I cringed when my wife told me her digital enlarger timer broke. Thankfully it didn’t cost us a lot at the time, but it should have. I was lucky enough to restore a broken one I bought off eBay, no such luck this time. But then I thought, a timer is a really simple thing. Why should buying a new one cost over $200? I decided to build my own, and now you can too for less than $60!
An enlarger timer is very simple, it just needs to turn on the power to the enlarger for an exact period of time and then turn it back off. I currently have it set to have tenth of second accuracy. I also went ahead and made the darkroom light switch off during the process, as the IoT relay has a built in negative gate logic for one plug.

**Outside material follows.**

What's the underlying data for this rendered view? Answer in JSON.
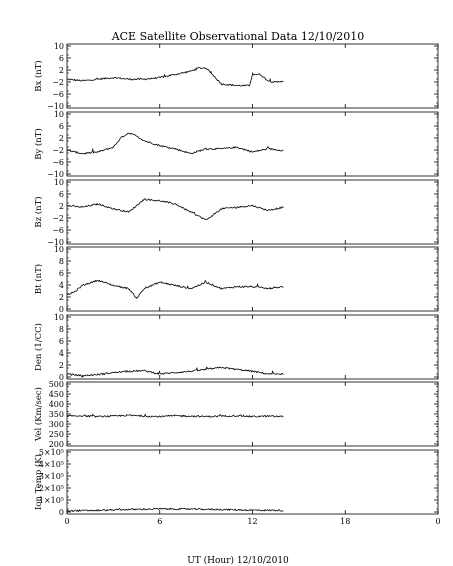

- Raspberry pi (such as pi zero with headers): $13
- Power Relay (such as the Iot version also available at sparkfun): $27
- A Red Dot matrix: $10
- A numpad, or old keyboard: $8
A quick warning before we begin: I did all this over a year ago, and while it is still working flawlessly, I can’t promise I remember everything. If there is anything missing and you get it working, please leave a comment so I can update the post or code! Also standard disclaimer that I am not an electric engineer and I am not responsible for you hurting your equipment or yourself by trying to follow this guide.
If you haven’t already, get your raspberry pi ready to roll.
Then before you plug all the toys into it, make sure the system is up to date. Next we need to enable SPI. Make sure to go through the pre-requisites and the install section. Then install the darkroom software.
sudo raspi-configand into
3 Boot Optionsthen
B1 Desktop / CLIand set
B2 Console Autologin
- Add user to proper groups
sudo usermod -a -G spi,gpio pi
- Install pre-reqs
sudo apt update && sudo apt install -y build-essential python3-dev python3-pip python3-venv libfreetype6-dev libjpeg-dev libopenjp2-7 libtiff5 git
- Checkout darkroom
cd ~ && git clone https://github.com/cdgriffith/darkroom && cd darkroom
- Create a virtual env
python3 -m venv venv
- Activate env
- Update pip
python -m pip install --upgrade --ignore-installed pip setuptools
- Install requirements
pip install -r requirements.txt
Now turn off and unplug the raspberry pi, and lets connect stuff! Follow the luma guide to hook up the display, copied below for convenience.
Let’s take a look at the raspberry pin layout. The Pi 2 that I used only has the first 26 GPIO pins, and even if you have a 3 or 4, the first 26 pin layout is the same. Below is my PowerPpoint diagram reference. I am going to color the boxes the same as the wires in my pictures so they match up visually.
If you look closely at the image of mine, you’ll note I was naughty and put the +5v (pin 2) into +3.3v (pin 1) instead. I think I did it on purpose to make it not as bright. Though I can’t really remember if that or just mistake, either way, it works for me. Next we’re going to add in the IoT Relay.
So now it should look kinda look like how I have mine (just the two positives in different positions at the top).
Now it’s time to turn on the Pi and see if stuff works!
First, run through the example program provided by luma. For my 4×4 display I needed to run:
python examples/matrix_demo.py --block-orientation -90 --cascaded 4
When that is working, plug in a light (or your enlarger) to the IoT relay, go back into the darkroom directory and give it a try!
cd darkroom python -m darkroom
To use is pretty simple: press
*, enter the time you want to set, and hit
enter. View all the available commands and customizations (like changing the startup message) on the github project page.
To have the code run on startup, I simply added it to my
.bashrc file to run as soon as the user logs in.
echo "PYTHONPATH=/home/pi/darkroom /home/pi/darkroom/venv/bin/python -m darkroom" > ~/.bashrc
I hope this guide was useful for you!